Supply Chain Security Summit

This presentation introduces the latest developments of Macaron, Oracle Labs’ open-source project for enhancing software supply chain security, with a particular focus on Python malware detection and securing build processes. As attacks targeting Python packages grow, Macaron provides an effective solution for identifying malicious packages and behaviors, ensuring the integrity of build processes. Many organizations rely on building third-party artifacts from source while building their own applications, and Macaron empowers them to do so by offering detailed insights into the entire build process. We will also compare Macaron with existing solutions and highlight its unique features.

Behnaz Hassanshahi -
Oracle Labs, Principal Researcher, Technical Lead

As the challenges of securing software supply chains grow, adopting robust and automated security practices is more crucial than ever. OpenSSF Scorecard, developed by the Open Source Security Foundation (OpenSSF), provides a reliable framework for assessing the security posture of open-source projects. Complementing this, Ortelius offers an open-source solution for continuous vulnerability tracking and management, seamlessly integrating with tools like OpenSSF Scorecard and OSV.dev.
Jenkins, as a CI/CD powerhouse, adds another critical layer to this ecosystem, making it an ideal platform for advancing continuous vulnerability management. This talk will showcase how integrating Ortelius and OpenSSF Scorecard into Jenkins pipelines enables teams to automate vulnerability scans, monitor security metrics, and address threats with greater efficiency.
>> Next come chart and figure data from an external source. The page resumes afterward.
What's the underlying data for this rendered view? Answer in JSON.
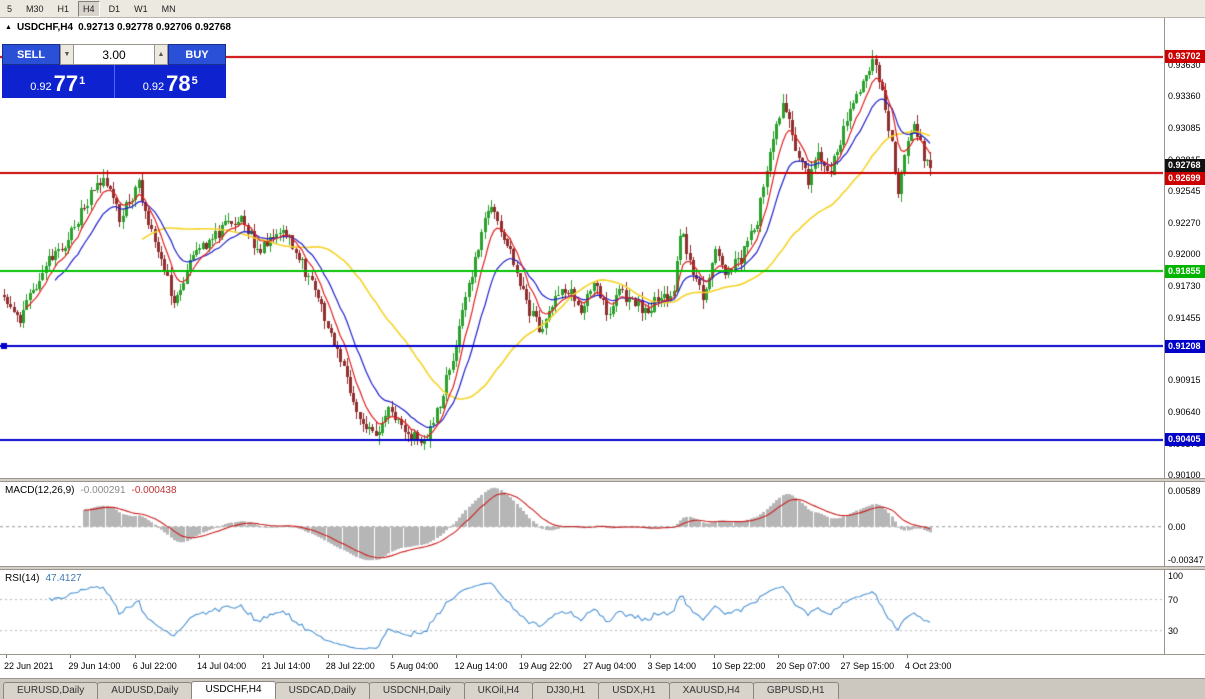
{
  "toolbar": {
    "timeframes": [
      "5",
      "M30",
      "H1",
      "H4",
      "D1",
      "W1",
      "MN"
    ],
    "active_timeframe": "H4"
  },
  "icons": {
    "title_marker": "▲",
    "spin_down": "▼",
    "spin_up": "▲"
  },
  "chart": {
    "title_symbol": "USDCHF,H4",
    "title_ohlc": "0.92713 0.92778 0.92706 0.92768",
    "trade_panel": {
      "sell_label": "SELL",
      "buy_label": "BUY",
      "volume": "3.00",
      "sell_price_main": "0.92",
      "sell_price_big": "77",
      "sell_price_sup": "1",
      "buy_price_main": "0.92",
      "buy_price_big": "78",
      "buy_price_sup": "5"
    },
    "scale": {
      "p_top": 0.94035,
      "p_bottom": 0.90075
    },
    "price_axis_labels": [
      "0.93630",
      "0.93360",
      "0.93085",
      "0.92815",
      "0.92545",
      "0.92270",
      "0.92000",
      "0.91730",
      "0.91455",
      "0.91185",
      "0.90915",
      "0.90640",
      "0.90370",
      "0.90100"
    ],
    "price_tags": [
      {
        "value": "0.93702",
        "price": 0.93702,
        "color": "#cc0000"
      },
      {
        "value": "0.92768",
        "price": 0.92768,
        "color": "#111111"
      },
      {
        "value": "0.92699",
        "price": 0.92699,
        "color": "#cc0000"
      },
      {
        "value": "0.91855",
        "price": 0.91855,
        "color": "#00b400"
      },
      {
        "value": "0.91208",
        "price": 0.91208,
        "color": "#0000c8"
      },
      {
        "value": "0.90405",
        "price": 0.90405,
        "color": "#0000c8"
      }
    ],
    "hlines": [
      {
        "price": 0.93702,
        "color": "#cc0000",
        "width": 2,
        "handle": false
      },
      {
        "price": 0.92699,
        "color": "#cc0000",
        "width": 2,
        "handle": false
      },
      {
        "price": 0.91855,
        "color": "#00c000",
        "width": 2,
        "handle": false
      },
      {
        "price": 0.91208,
        "color": "#0000cc",
        "width": 2,
        "handle": true
      },
      {
        "price": 0.90405,
        "color": "#0000cc",
        "width": 2,
        "handle": false
      }
    ]
  },
  "macd": {
    "label": "MACD(12,26,9)",
    "value1": "-0.000291",
    "value2": "-0.000438",
    "axis_labels": [
      "0.00589",
      "0.00",
      "-0.00347"
    ]
  },
  "rsi": {
    "label": "RSI(14)",
    "value": "47.4127",
    "axis_labels": [
      "100",
      "70",
      "30"
    ],
    "levels": [
      70,
      30
    ]
  },
  "x_axis": {
    "labels": [
      "22 Jun 2021",
      "29 Jun 14:00",
      "6 Jul 22:00",
      "14 Jul 04:00",
      "21 Jul 14:00",
      "28 Jul 22:00",
      "5 Aug 04:00",
      "12 Aug 14:00",
      "19 Aug 22:00",
      "27 Aug 04:00",
      "3 Sep 14:00",
      "10 Sep 22:00",
      "20 Sep 07:00",
      "27 Sep 15:00",
      "4 Oct 23:00"
    ]
  },
  "tabs": {
    "items": [
      "EURUSD,Daily",
      "AUDUSD,Daily",
      "USDCHF,H4",
      "USDCAD,Daily",
      "USDCNH,Daily",
      "UKOil,H4",
      "DJ30,H1",
      "USDX,H1",
      "XAUUSD,H4",
      "GBPUSD,H1"
    ],
    "active": "USDCHF,H4"
  },
  "colors": {
    "up_candle": "#2da12d",
    "down_candle": "#8f2f2f",
    "ma_fast": "#e02020",
    "ma_mid": "#2020cc",
    "ma_slow": "#f5d327",
    "macd_hist": "#b6b6b6",
    "macd_signal": "#cc2222",
    "rsi_line": "#4f94d4"
  },
  "chart_data": {
    "type": "candlestick",
    "symbol": "USDCHF",
    "timeframe": "H4",
    "title": "USDCHF,H4",
    "ohlc_current": {
      "open": 0.92713,
      "high": 0.92778,
      "low": 0.92706,
      "close": 0.92768
    },
    "bid": 0.92771,
    "ask": 0.92785,
    "visible_range": {
      "start": "22 Jun 2021",
      "end": "4 Oct 23:00"
    },
    "ylim": [
      0.90075,
      0.94035
    ],
    "horizontal_levels": [
      0.93702,
      0.92699,
      0.91855,
      0.91208,
      0.90405
    ],
    "indicators": [
      {
        "name": "MACD",
        "params": [
          12,
          26,
          9
        ],
        "values": [
          -0.000291,
          -0.000438
        ],
        "axis_range": [
          -0.00347,
          0.00589
        ]
      },
      {
        "name": "RSI",
        "params": [
          14
        ],
        "value": 47.4127,
        "levels": [
          30,
          70
        ]
      }
    ],
    "moving_averages": [
      {
        "kind": "fast",
        "color": "#e02020"
      },
      {
        "kind": "medium",
        "color": "#2020cc"
      },
      {
        "kind": "slow",
        "color": "#f5d327"
      }
    ],
    "price_anchors": [
      [
        0.0,
        0.9165
      ],
      [
        0.016,
        0.914
      ],
      [
        0.04,
        0.9185
      ],
      [
        0.07,
        0.9215
      ],
      [
        0.095,
        0.9255
      ],
      [
        0.108,
        0.9268
      ],
      [
        0.124,
        0.9232
      ],
      [
        0.145,
        0.926
      ],
      [
        0.165,
        0.9205
      ],
      [
        0.183,
        0.9162
      ],
      [
        0.204,
        0.9198
      ],
      [
        0.225,
        0.9215
      ],
      [
        0.253,
        0.9232
      ],
      [
        0.274,
        0.9205
      ],
      [
        0.301,
        0.9225
      ],
      [
        0.323,
        0.919
      ],
      [
        0.345,
        0.915
      ],
      [
        0.366,
        0.91
      ],
      [
        0.385,
        0.9055
      ],
      [
        0.4,
        0.9042
      ],
      [
        0.415,
        0.907
      ],
      [
        0.432,
        0.9048
      ],
      [
        0.452,
        0.9038
      ],
      [
        0.468,
        0.9065
      ],
      [
        0.49,
        0.913
      ],
      [
        0.51,
        0.92
      ],
      [
        0.525,
        0.9243
      ],
      [
        0.545,
        0.9205
      ],
      [
        0.565,
        0.9155
      ],
      [
        0.578,
        0.9136
      ],
      [
        0.595,
        0.9165
      ],
      [
        0.61,
        0.9172
      ],
      [
        0.623,
        0.9155
      ],
      [
        0.638,
        0.9172
      ],
      [
        0.652,
        0.915
      ],
      [
        0.666,
        0.9168
      ],
      [
        0.68,
        0.9158
      ],
      [
        0.695,
        0.9152
      ],
      [
        0.71,
        0.9165
      ],
      [
        0.722,
        0.9158
      ],
      [
        0.731,
        0.9222
      ],
      [
        0.742,
        0.9185
      ],
      [
        0.755,
        0.9162
      ],
      [
        0.768,
        0.9205
      ],
      [
        0.78,
        0.9185
      ],
      [
        0.795,
        0.9195
      ],
      [
        0.812,
        0.9225
      ],
      [
        0.83,
        0.93
      ],
      [
        0.842,
        0.9335
      ],
      [
        0.855,
        0.929
      ],
      [
        0.868,
        0.9262
      ],
      [
        0.88,
        0.9285
      ],
      [
        0.89,
        0.9268
      ],
      [
        0.9,
        0.929
      ],
      [
        0.915,
        0.933
      ],
      [
        0.93,
        0.9355
      ],
      [
        0.94,
        0.9368
      ],
      [
        0.95,
        0.933
      ],
      [
        0.958,
        0.93
      ],
      [
        0.965,
        0.9255
      ],
      [
        0.975,
        0.93
      ],
      [
        0.985,
        0.931
      ],
      [
        0.992,
        0.9285
      ],
      [
        1.0,
        0.9277
      ]
    ]
  }
}
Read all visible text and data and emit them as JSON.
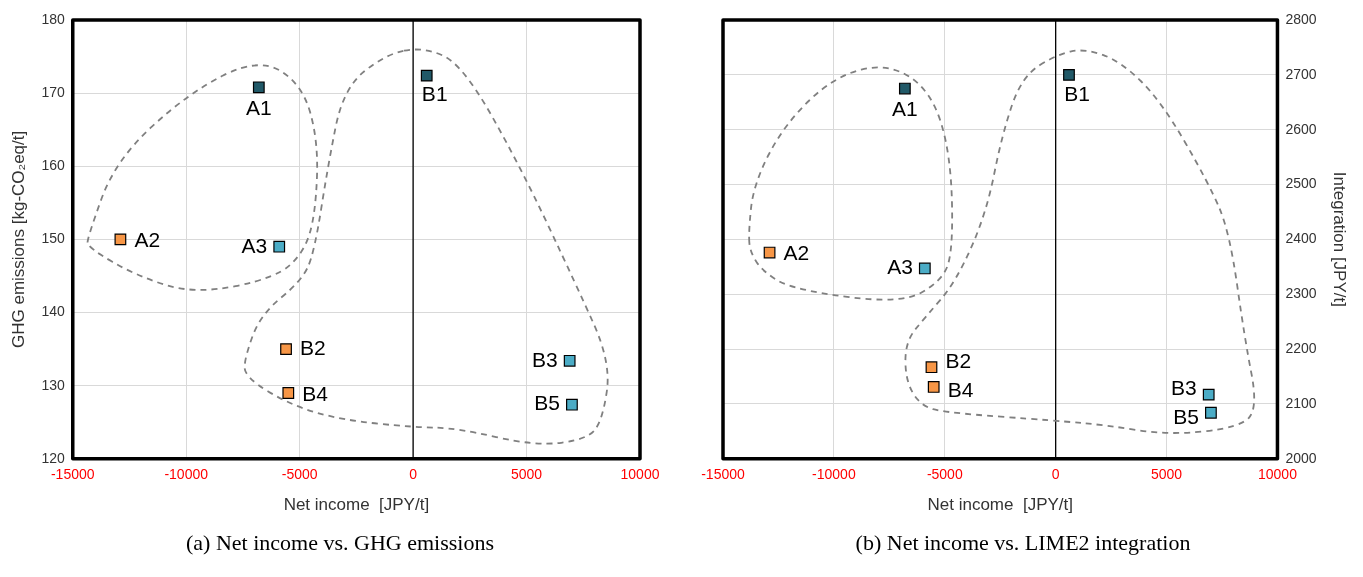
{
  "chart_data": [
    {
      "type": "scatter",
      "xlabel": "Net income  [JPY/t]",
      "ylabel": "GHG emissions [kg-CO₂eq/t]",
      "x": [
        -6800,
        600,
        -12900,
        -5900,
        -5600,
        -5500,
        6900,
        7000
      ],
      "series": [
        {
          "values": [
            170.8,
            172.4,
            150.0,
            149.0,
            135.0,
            129.0,
            133.4,
            127.4
          ],
          "colors": [
            "#215968",
            "#215968",
            "#f79646",
            "#4bacc6",
            "#f79646",
            "#f79646",
            "#4bacc6",
            "#4bacc6"
          ]
        }
      ],
      "xlim": [
        -15000,
        10000
      ],
      "xticks": [
        -15000,
        -10000,
        -5000,
        0,
        5000,
        10000
      ],
      "ylim": [
        120,
        180
      ],
      "yticks": [
        120,
        130,
        140,
        150,
        160,
        170,
        180
      ],
      "grid": true,
      "marker": "square",
      "ref_lines": [
        {
          "axis": "x",
          "value": 0,
          "color": "#000000"
        }
      ],
      "annotations": [
        {
          "text": "A1",
          "x": -6800,
          "y": 170.8
        },
        {
          "text": "B1",
          "x": 600,
          "y": 172.4
        },
        {
          "text": "A2",
          "x": -12900,
          "y": 150.0
        },
        {
          "text": "A3",
          "x": -5900,
          "y": 149.0
        },
        {
          "text": "B2",
          "x": -5600,
          "y": 135.0
        },
        {
          "text": "B4",
          "x": -5500,
          "y": 129.0
        },
        {
          "text": "B3",
          "x": 6900,
          "y": 133.4
        },
        {
          "text": "B5",
          "x": 7000,
          "y": 127.4
        },
        "(a) Net income vs. GHG emissions"
      ]
    },
    {
      "type": "scatter",
      "xlabel": "Net income  [JPY/t]",
      "ylabel": "Integration [JPY/t]",
      "x": [
        -6800,
        600,
        -12900,
        -5900,
        -5600,
        -5500,
        6900,
        7000
      ],
      "series": [
        {
          "values": [
            2675,
            2700,
            2376,
            2347,
            2167,
            2131,
            2117,
            2084
          ],
          "colors": [
            "#215968",
            "#215968",
            "#f79646",
            "#4bacc6",
            "#f79646",
            "#f79646",
            "#4bacc6",
            "#4bacc6"
          ]
        }
      ],
      "xlim": [
        -15000,
        10000
      ],
      "xticks": [
        -15000,
        -10000,
        -5000,
        0,
        5000,
        10000
      ],
      "ylim": [
        2000,
        2800
      ],
      "yticks": [
        2000,
        2100,
        2200,
        2300,
        2400,
        2500,
        2600,
        2700,
        2800
      ],
      "grid": true,
      "marker": "square",
      "ref_lines": [
        {
          "axis": "x",
          "value": 0,
          "color": "#000000"
        }
      ],
      "annotations": [
        {
          "text": "A1",
          "x": -6800,
          "y": 2675
        },
        {
          "text": "B1",
          "x": 600,
          "y": 2700
        },
        {
          "text": "A2",
          "x": -12900,
          "y": 2376
        },
        {
          "text": "A3",
          "x": -5900,
          "y": 2347
        },
        {
          "text": "B2",
          "x": -5600,
          "y": 2167
        },
        {
          "text": "B4",
          "x": -5500,
          "y": 2131
        },
        {
          "text": "B3",
          "x": 6900,
          "y": 2117
        },
        {
          "text": "B5",
          "x": 7000,
          "y": 2084
        },
        "(b) Net income vs. LIME2 integration"
      ]
    }
  ]
}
Attendees will gain practical insights into leveraging these tools together to build a secure, automated, and resilient software delivery lifecycle.

Tracy Ragan - CEO DeployHub, OpenSSF Board Member.

Software Supply Chain Risk is well understood as a major issue in cybersecurity, as ENISA demonstrated in 2021 when they forecast it to be the top threat vector by 2030. However, where does Software Supply Chain Risk sit in the total enterprise risk spectrum?

This talk will arm attendees with the knowledge to properly discuss Software Supply Chain Risk with Chief Risk Officers, CFOs and Board Directors. At the end of the session, cybersecurity practitioners will be able to speak the language of risk management to secure the necessary focus and budget to improve their organization's Software Supply Chain Risk posture.

Jonathan Simkins, CEO @ Kosai

AI agents like GitHub Copilot, Cursor, and Windsurf are transforming software development—automating tasks, shifting PR responsibilities left, and accelerating iteration cycles. AI is no longer just a tool; it’s an integral part of the software supply chain, shaping how code is written, tested, and deployed.

In this session, we’ll demystify AI in modern development, exploring how to leverage AI tools, adapt AppSec for an AI-driven world, and proactively address AI as a supply chain vector—ensuring AI-driven development strengthens security, not weakens it.

We’ll walk through how…
- AI agents impact your software supply chain — from code generation to autonomously complete coding tasks and executing development processes.
-New risks introduced by AI increase pressure on AppSec, including malicious prompt injection, agent jailbrakes, and accelerated exploits.
-AI-powered security scanning & automation—adapt to faster development processes by ditching manual processes and using AI agents to execute security scans during development (SCA, SAST, IaC, etc.) alongside traditional PR/CI/CD scans.
-Governance techniques can help secure AI-assisted development, including security-aware prompt engineering, AI governance in IDEs, and policy enforcement across developer workflows.
-Leveraging AI-driven automation can reduce security debt—how AI can help mitigate risks earlier, decrease the cost of fixing security findings, and drive compliance without slowing down engineering velocity.

Learn how to adapt to ensure AI in software development delivers on its promise of a brighter future– instead of its threat of unforeseen risks.

Speaker
Amit Chita
Head of Posture Management at Mend.io, ex Atom-Security Co-Founder (acq. Mend)

Amit Chita is a seasoned technology leader with over two decades of experience in the software industry, driving innovation across cloud computing, AI, and cybersecurity. As the Co-Founder of Atom Security—acquired by Mend.io in late 2023—he brings a unique blend of expertise in business, venture capital, software engineering, and reverse engineering.

At the very highest levels, the U.S. government has called urgent attention to major security gaps in software supply chains, especially around open-source software dependencies, firmware development, and technologies powering CI/CD pipelines. From executive orders to mandates around security patches and zero-trust network implementation, supply chain security is a front-burner issue for everyone.

In this session, high-powered cybersecurity leaders will examine the challenges facing software supply chains, the value of SBOMs (software bill of materials), navigating open-source software dependencies and dangerous blind spots in modern computing.